Polonya Başbakanı: Avrupa “savaş öncesi döneme” girdi

Polonya Başbakanı Donald Tusk (DPA)
Polonya Başbakanı Donald Tusk (DPA)
TT

Polonya Başbakanı: Avrupa “savaş öncesi döneme” girdi

Polonya Başbakanı Donald Tusk (DPA)
Polonya Başbakanı Donald Tusk (DPA)

Polonya Başbakanı Donald Tusk, Ukrayna'daki çatışmanın Avrupa için oluşturduğu tehdit konusunda uyarıda bulunarak, kıtanın İkinci Dünya Savaşı'nın sona ermesinden bu yana ilk kez "savaş öncesi döneme" girdiğini söyledi.

Tusk, Avrupa gazetelerinin en büyük ittifakını içeren “LENA” medya ağına verdiği röportajda şunları söyledi:

 “Savaş artık geçmişte kalan bir kavram değil. Bu gerçek ve iki yıldan fazla bir süre önce başladı. Şu anda en endişe verici olan şey, herhangi bir senaryonun mümkün olmasıdır. 1945'ten beri böyle bir durum görmedik."

Tusk sözlerini şöyle sürdürdü: “Bunun özellikle genç nesil için kulağa yıkıcı geldiğini biliyorum, ancak yeni bir dönemin başladığı gerçeğine alışmamız gerekiyor: savaş öncesi dönem.
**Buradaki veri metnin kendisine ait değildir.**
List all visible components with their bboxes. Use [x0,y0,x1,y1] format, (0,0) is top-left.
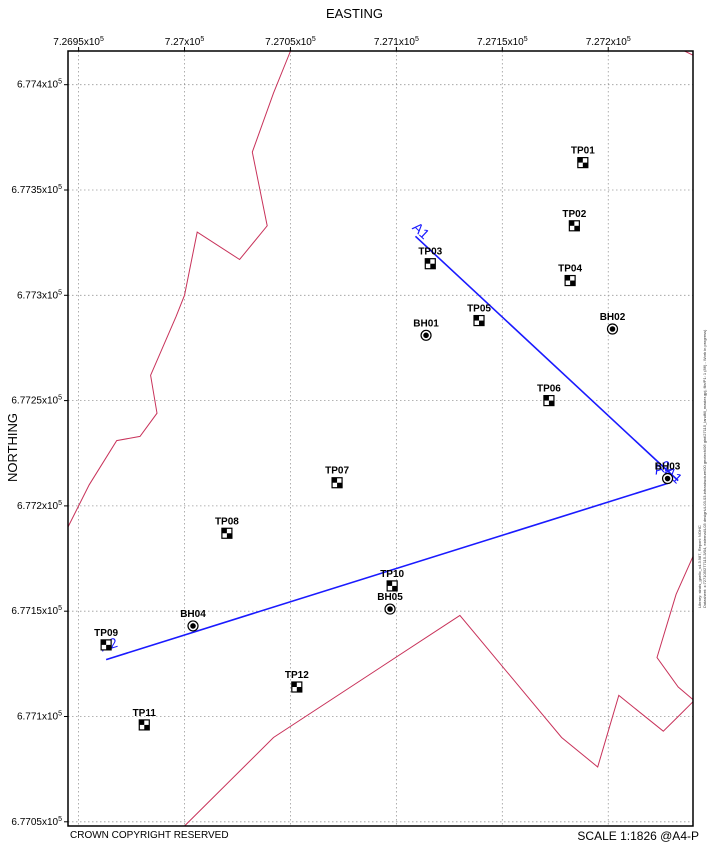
trial-pit-icon-quad [106,644,112,650]
point-label: TP09 [94,628,118,639]
point-label: BH03 [655,462,681,473]
point-tp07[interactable]: TP07 [325,466,349,489]
trial-pit-icon-quad [582,162,588,168]
trial-pit-icon-quad [569,220,575,226]
point-label: TP04 [558,264,582,275]
point-bh03[interactable]: BH03 [655,462,681,485]
trial-pit-icon-quad [474,315,480,321]
boundary-line-2 [656,556,694,700]
point-label: BH02 [600,312,626,323]
point-label: TP12 [285,670,309,681]
point-tp02[interactable]: TP02 [562,209,587,232]
point-tp09[interactable]: TP09 [94,628,119,651]
point-label: TP07 [325,466,349,477]
trial-pit-icon-quad [291,682,297,688]
point-tp10[interactable]: TP10 [380,569,405,592]
borehole-icon-core [664,475,671,482]
point-label: BH04 [180,609,206,620]
y-tick-label-3: 6.7725x105 [11,395,62,407]
trial-pit-icon-quad [479,320,485,326]
point-label: BH05 [377,592,403,603]
trial-pit-icon-quad [577,157,583,163]
borehole-icon-core [190,623,196,629]
trial-pit-icon-quad [226,533,232,539]
borehole-icon-core [423,332,429,339]
point-tp08[interactable]: TP08 [215,516,239,539]
copyright-note: CROWN COPYRIGHT RESERVED [70,830,229,841]
point-label: TP08 [215,516,239,527]
site-boundaries [67,50,694,827]
section-line-a1 [414,235,679,482]
y-tick-label-1: 6.7735x105 [11,184,62,196]
point-tp01[interactable]: TP01 [571,146,595,169]
point-tp11[interactable]: TP11 [133,708,157,731]
point-label: TP03 [418,247,442,258]
y-tick-label-2: 6.773x105 [17,289,62,301]
trial-pit-icon-quad [392,585,398,591]
point-tp06[interactable]: TP06 [537,384,561,407]
point-label: TP11 [133,708,157,719]
point-bh05[interactable]: BH05 [377,592,403,615]
y-tick-label-0: 6.774x105 [17,79,62,91]
grid-lines [68,51,693,826]
easting-axis-title: EASTING [325,6,384,21]
file-path-line-2: Datasheet: x:727105/277115-3/04, externa… [702,329,707,608]
point-label: TP02 [562,209,586,220]
trial-pit-icon-quad [144,724,150,730]
point-tp03[interactable]: TP03 [418,247,443,270]
y-tick-label-7: 6.7705x105 [11,816,62,828]
trial-pit-icon-quad [387,580,393,586]
trial-pit-icon-quad [565,275,571,281]
trial-pit-icon-quad [101,639,107,645]
trial-pit-icon-quad [574,225,580,231]
trial-pit-icon-quad [332,477,338,483]
point-tp04[interactable]: TP04 [558,264,583,287]
trial-pit-icon-quad [425,258,431,264]
trial-pit-icon-quad [543,395,549,401]
x-tick-label-3: 7.271x105 [374,36,419,48]
trial-pit-icon-quad [139,719,145,725]
point-label: TP10 [380,569,404,580]
trial-pit-icon-quad [570,280,576,286]
x-tick-label-4: 7.2715x105 [477,36,528,48]
point-label: BH01 [413,318,439,329]
point-tp05[interactable]: TP05 [467,304,491,327]
section-line-a2 [105,481,670,661]
borehole-icon-core [387,606,393,612]
y-tick-label-5: 6.7715x105 [11,605,62,617]
x-tick-label-2: 7.2705x105 [265,36,316,48]
trial-pit-icon-quad [430,263,436,269]
trial-pit-icon-quad [337,482,343,488]
y-tick-label-6: 6.771x105 [17,710,62,722]
map-frame [67,50,694,827]
boundary-line-1 [184,614,694,827]
point-bh04[interactable]: BH04 [180,609,206,632]
borehole-icon-core [609,326,616,332]
x-tick-label-0: 7.2695x105 [53,36,104,48]
x-tick-label-5: 7.272x105 [586,36,631,48]
point-label: TP01 [571,146,595,157]
investigation-points: TP01 TP02 TP03 TP04 TP05 BH01 BH02 TP06 TP07 BH03… [94,146,681,731]
point-bh02[interactable]: BH02 [600,312,626,335]
point-label: TP05 [467,304,491,315]
scale-note: SCALE 1:1826 @A4-P [577,829,699,843]
trial-pit-icon-quad [548,400,554,406]
point-tp12[interactable]: TP12 [285,670,309,693]
axis-tick-labels: 7.2695x105 7.27x105 7.2705x105 7.271x105 7.2… [11,36,631,828]
section-label-a2-end: A2 [652,457,673,477]
trial-pit-icon-quad [296,687,302,693]
point-label: TP06 [537,384,561,395]
file-path-note: Library: strats_gaelic_v4.3.987, Report:… [697,330,707,608]
section-label-a1-start: A1 [409,219,433,243]
x-tick-label-1: 7.27x105 [165,36,205,48]
point-bh01[interactable]: BH01 [413,318,439,341]
trial-pit-icon-quad [221,528,227,534]
boundary-line-0 [67,50,291,528]
y-tick-label-4: 6.772x105 [17,500,62,512]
Abartmıyorum, bu, her geçen gün daha da netleşiyor."

Rusya'nın iki yıldan fazla bir süre önce Ukrayna'yı işgal etmesi Avrupalı ​​liderlerin savaş sonrasındaki istikrarlı barış duygusunu sarstı ve birçok Avrupa ülkesini Kiev'e ve güçleri için ihtiyaç duyduğu silahları sağlamak için üretimlerini hızlandırmaya yöneltti.

Ülkesi komşu Ukrayna'nın en önde gelen destekçilerinden biri olan eski Avrupa Konseyi başkanı Cuma günü, Kiev'in savaşı kaybetmesi halinde Avrupa'da kimsenin kendini güvende hissetmeyeceğini belirtti.

Kıtanın endişelerinin başında, eski ABD Başkanı Donald Trump'ın, özellikle NATO'ya yönelik bilinen şüpheci duruşunun ardından Beyaz Saray'a dönme olasılığı da etkili oluyor.

Tusk verdiği röportajda, "Misyonumuz, Amerikan başkanının kim olduğuna bakılmaksızın transatlantik ilişkilerini güçlendirmektir" ifadelerini kullandı.